The idea of Shifting Baseline first appeared in a landscape architect's, Ian McHarg, publication 'Design with Nature' in 1969 when he was comparing modern landscapes with that in which ancient people used to live. Shifting Baseline Syndrome was then coined by a marine biologist called Daniel Pauly in 1995 when writing about the fact that fisheries management scientist tended to use the population size of fish populations at the beginning of their careers as the baseline for stock management rather than at its untouched state as the baseline for stock management. This meant that inaccurate advice was then being provided as the baseline was much lower then it should actually be.

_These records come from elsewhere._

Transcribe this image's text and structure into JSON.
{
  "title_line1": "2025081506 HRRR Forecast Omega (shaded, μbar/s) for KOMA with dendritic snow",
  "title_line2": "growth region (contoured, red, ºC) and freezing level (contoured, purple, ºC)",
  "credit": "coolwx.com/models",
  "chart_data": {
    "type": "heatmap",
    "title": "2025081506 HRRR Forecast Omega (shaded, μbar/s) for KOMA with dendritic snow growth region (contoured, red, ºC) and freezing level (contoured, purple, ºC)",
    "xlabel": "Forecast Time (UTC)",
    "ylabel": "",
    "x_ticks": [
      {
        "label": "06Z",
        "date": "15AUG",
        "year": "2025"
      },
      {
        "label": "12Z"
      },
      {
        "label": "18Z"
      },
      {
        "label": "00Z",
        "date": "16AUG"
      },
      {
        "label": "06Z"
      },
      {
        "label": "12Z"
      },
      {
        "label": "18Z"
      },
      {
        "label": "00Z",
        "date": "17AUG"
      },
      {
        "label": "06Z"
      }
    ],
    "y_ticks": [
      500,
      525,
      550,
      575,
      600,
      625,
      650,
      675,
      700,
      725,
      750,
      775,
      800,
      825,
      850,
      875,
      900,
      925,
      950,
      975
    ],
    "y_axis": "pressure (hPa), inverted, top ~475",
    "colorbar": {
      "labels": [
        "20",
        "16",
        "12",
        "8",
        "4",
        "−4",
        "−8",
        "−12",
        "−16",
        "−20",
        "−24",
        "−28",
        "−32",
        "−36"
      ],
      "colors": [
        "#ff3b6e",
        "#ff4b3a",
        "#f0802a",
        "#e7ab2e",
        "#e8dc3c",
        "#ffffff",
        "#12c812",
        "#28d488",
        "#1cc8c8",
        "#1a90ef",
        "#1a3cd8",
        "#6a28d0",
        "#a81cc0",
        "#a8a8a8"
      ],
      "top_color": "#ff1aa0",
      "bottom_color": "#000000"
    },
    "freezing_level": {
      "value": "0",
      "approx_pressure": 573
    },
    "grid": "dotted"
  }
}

However, this is not just confined to fisheries management but is actually a common problem when it comes to how people view the natural world around them. As we believe that what we remember from our childhood is when nature was at its normal, most natural state, we pay little attention to what we perceive as a slight loss unaware that it was already depleted in the first place. This new level of depleted wildness then becomes the new baseline for the next generation. A good example of this is the lost of a rare species. When they go extinct it is taken as a sad but unsurprising loss, the population size was after all already small. However, they are forgetting that the population size of many of these species actually used to be quite large, but declining with each generation. This decline was so gradual that we basically sleepwalked into the situation.
This concept is now being increasingly recognised as one of the fundamental obstacles faced by conservation organisations when trying to address the wide range of global environmental issues we face today. Trying to get individuals to care about an issue when they only see a relatively minor change is difficult and education is greatly needed to help people see just how far the baseline has shifted, even within a few generations. Then we can have a more realistic eye opening conversation about the problems we're facing and the actions we need to take to solve them.
Don't get me wrong, I still find the stark Scottish scenery beautiful, but this beauty is tempered by the fact that I know I should also being seeing large woodlands in that scenery. And I have to admit, in my eyes at least, it would be all the more beautiful for it.